Sampler: Different sampling methods will produce different effects. Common sampling methods include Euler a, DPM++ 2M Karras, etc. Euler a is faster and suitable for rapid iteration; DPM++ 2M Karras has higher quality and is suitable for generating the final image.
Steps: The number of iteration steps determines the fineness of the image generated by the model. Generally speaking, 20-30 steps are enough. If you want a more detailed image, you can increase it to more than 50 steps. However, it should be noted that the more iteration steps, the longer the generation time.
Seed: The random seed determines the randomness of the image generated by the model. Using the same prompt and random seed can generate the same image. If you want to generate different images, you can modify the random seed. You can use -1 to represent the random seed, and a different image will be generated each time.
CFG Scale (Classifier Free Guidance Scale): CFG Scale controls the model's emphasis on the prompt. The higher the value, the more the model emphasizes the prompt, but it may cause image distortion. Generally speaking, 7-12 is a more appropriate range.
Resolution: The resolution determines the size of the image. The higher the resolution, the clearer the image, but the generation time is also longer. You need to choose the appropriate resolution according to your needs. Common resolutions include 512x512, 768x768, etc.

Optimization Tips:

Iterative Adjustment: Constantly adjust the parameters, observe the image generation results, and adjust according to the results.
Refer to Other Works: Refer to other excellent works and learn their prompts and parameter settings.
Use Community Resources: Join relevant communities, exchange experiences with other users, and learn skills.

Example:

For the labrador retriever example above, we can try the following parameter settings:

Sampler: DPM++ 2M Karras
Steps: 30
Seed: -1
CFG Scale: 7
Resolution: 512x512

By adjusting these parameters, we can generate images of different styles and qualities and choose the image that best meets our needs.

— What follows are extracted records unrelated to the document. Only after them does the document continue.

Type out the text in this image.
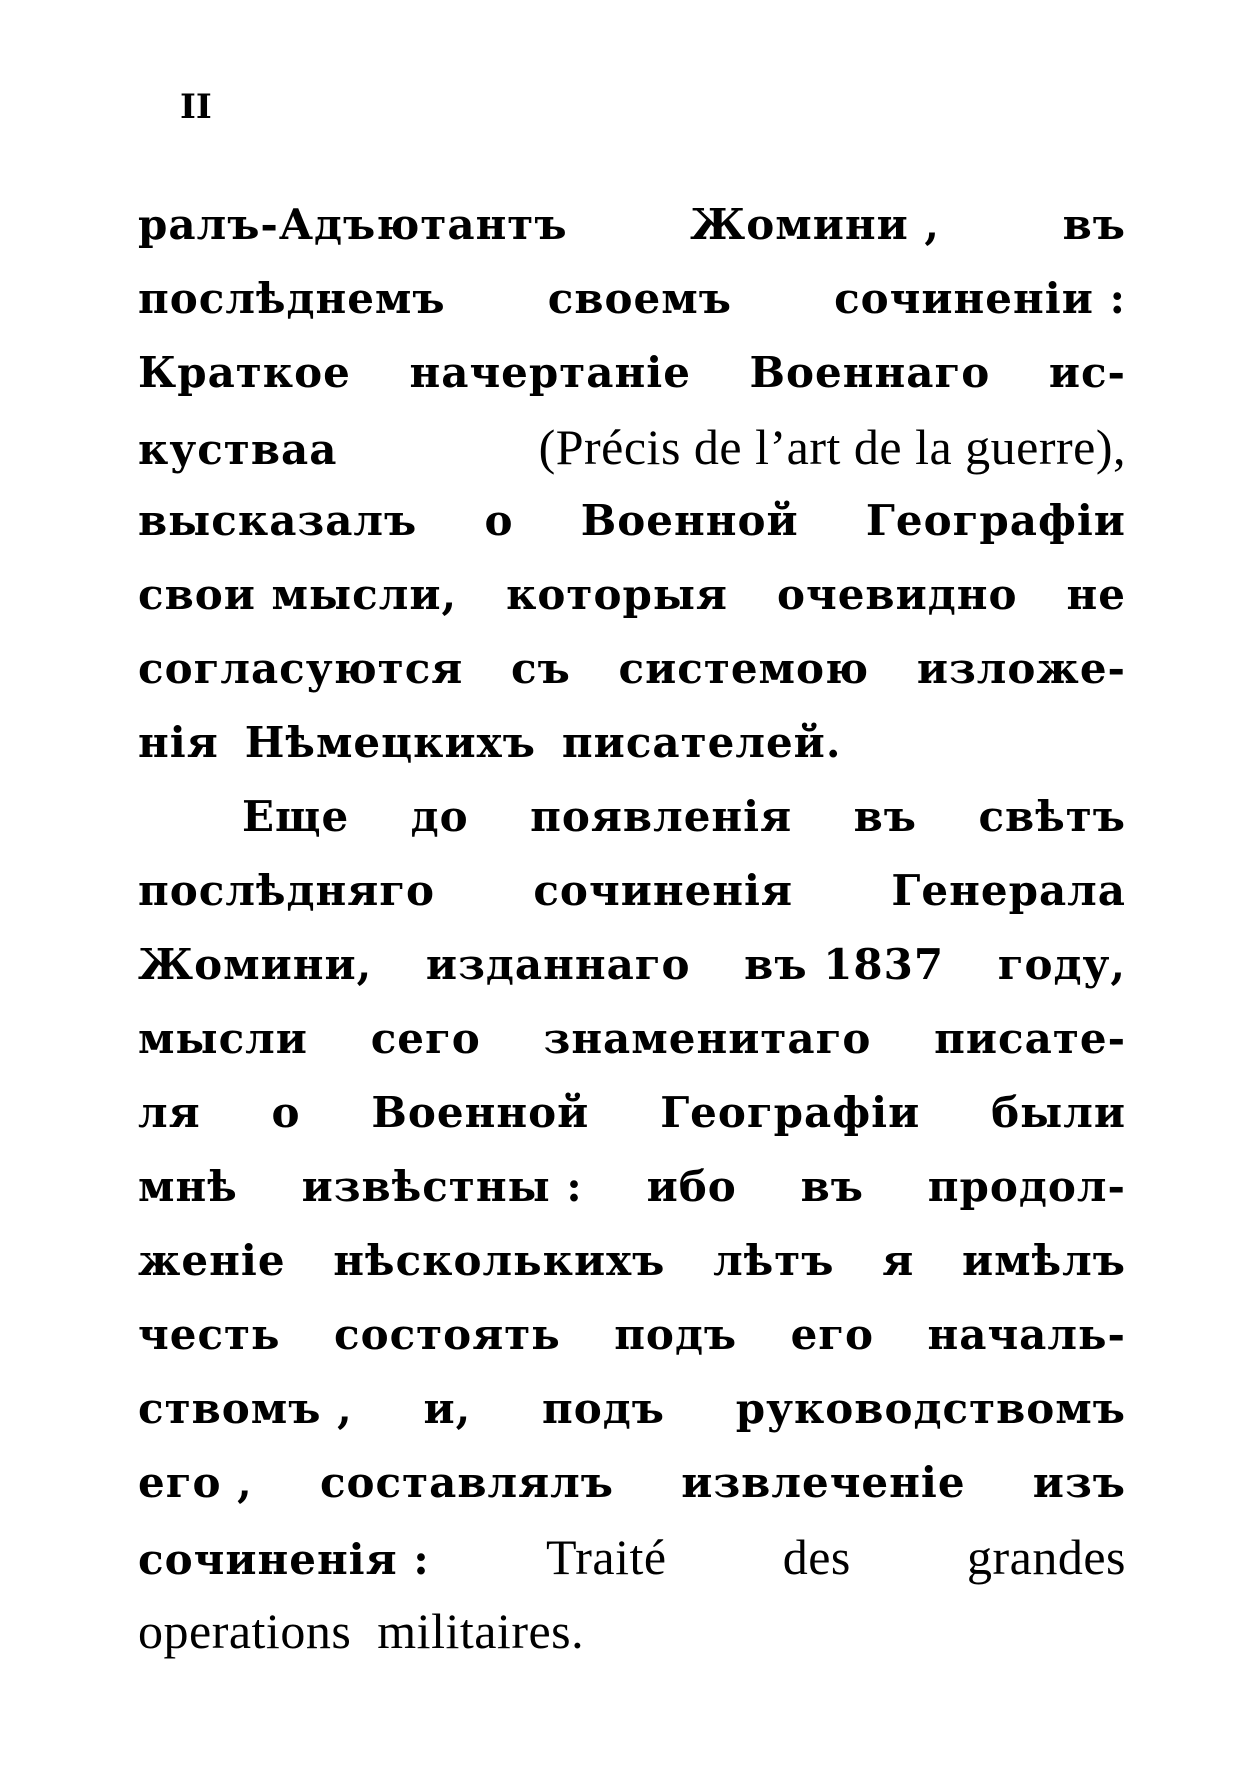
II
ралъ-Адъютантъ	Жомини ,	въ
послѣднемъ своемъ сочиненіи :
Краткое начертаніе Военнаго ис-
кустваa	(Précis de l’art de la guerre),
высказалъ о Военной Географіи
свои мысли, которыя очевидно не
согласуются съ системою изложе-
нія Нѣмецкихъ писателей.
Еще до появленія въ свѣтъ
послѣдняго сочиненія Генерала
Жомини, изданнаго въ 1837 году,
мысли сего знаменитаго писате-
ля о Военной Географіи были
мнѣ извѣстны : ибо въ продол-
женіе нѣсколькихъ лѣтъ я имѣлъ
честь состоять подъ его началь-
ствомъ , и, подъ руководствомъ
его , составлялъ извлеченіе изъ
сочиненія : Traité des grandes
operations militaires.
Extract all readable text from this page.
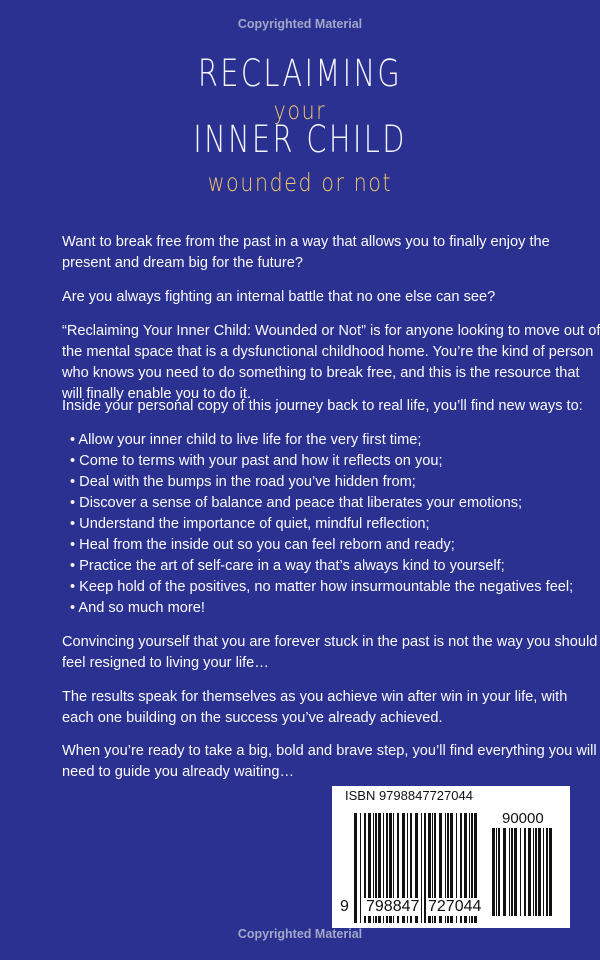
Copyrighted Material
RECLAIMING
your
INNER CHILD
wounded or not
Want to break free from the past in a way that allows you to finally enjoy the present and dream big for the future?
Are you always fighting an internal battle that no one else can see?
“Reclaiming Your Inner Child: Wounded or Not” is for anyone looking to move out of the mental space that is a dysfunctional childhood home. You’re the kind of person who knows you need to do something to break free, and this is the resource that will finally enable you to do it.
Inside your personal copy of this journey back to real life, you’ll find new ways to:
• Allow your inner child to live life for the very first time;
• Come to terms with your past and how it reflects on you;
• Deal with the bumps in the road you’ve hidden from;
• Discover a sense of balance and peace that liberates your emotions;
• Understand the importance of quiet, mindful reflection;
• Heal from the inside out so you can feel reborn and ready;
• Practice the art of self-care in a way that’s always kind to yourself;
• Keep hold of the positives, no matter how insurmountable the negatives feel;
• And so much more!
Convincing yourself that you are forever stuck in the past is not the way you should feel resigned to living your life…
The results speak for themselves as you achieve win after win in your life, with each one building on the success you’ve already achieved.
When you’re ready to take a big, bold and brave step, you’ll find everything you will need to guide you already waiting…
ISBN 9798847727044
90000
9 798847 727044
Copyrighted Material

Step 4: Using LoRA and ControlNet to Enhance Control#

LoRA (Low-Rank Adaptation) is a fine-tuning technique that allows you to add specific styles or objects to the model without retraining the entire model. ControlNet is a neural network structure that allows you to use additional inputs (such as sketches, edge maps, depth maps) to more precisely control the image generation process.

Using LoRA:

Download LoRA Model: Download the LoRA model you need from websites such as Civitai.
Load LoRA Model: Load the LoRA model in your Stable Diffusion interface. Usually, you need to put the LoRA file in the models/Lora directory.
Use LoRA in Prompt: Use the format <lora:model name:weight> to call the LoRA model in the prompt. For example, <lora:moreRealistic:0.8> means using the moreRealistic LoRA model with a weight of 0.8.

Using ControlNet:

Install ControlNet Plugin: Install the ControlNet plugin for Stable Diffusion.
Prepare ControlNet Input: According to the effect you want, prepare the corresponding input image, such as sketch, edge map, depth map, etc.
Select ControlNet Preprocessor and Model: Select the appropriate preprocessor and model in the ControlNet interface. The preprocessor is used to convert the input image into a format that the model can understand, and the model is used to control the image generation process.
Adjust ControlNet Parameters: Adjust the parameters of ControlNet, such as weight, starting step, etc., to get the best effect.

Example:

Suppose we want to generate a labrador retriever image with a specific artistic style, we can use the LoRA model to achieve it.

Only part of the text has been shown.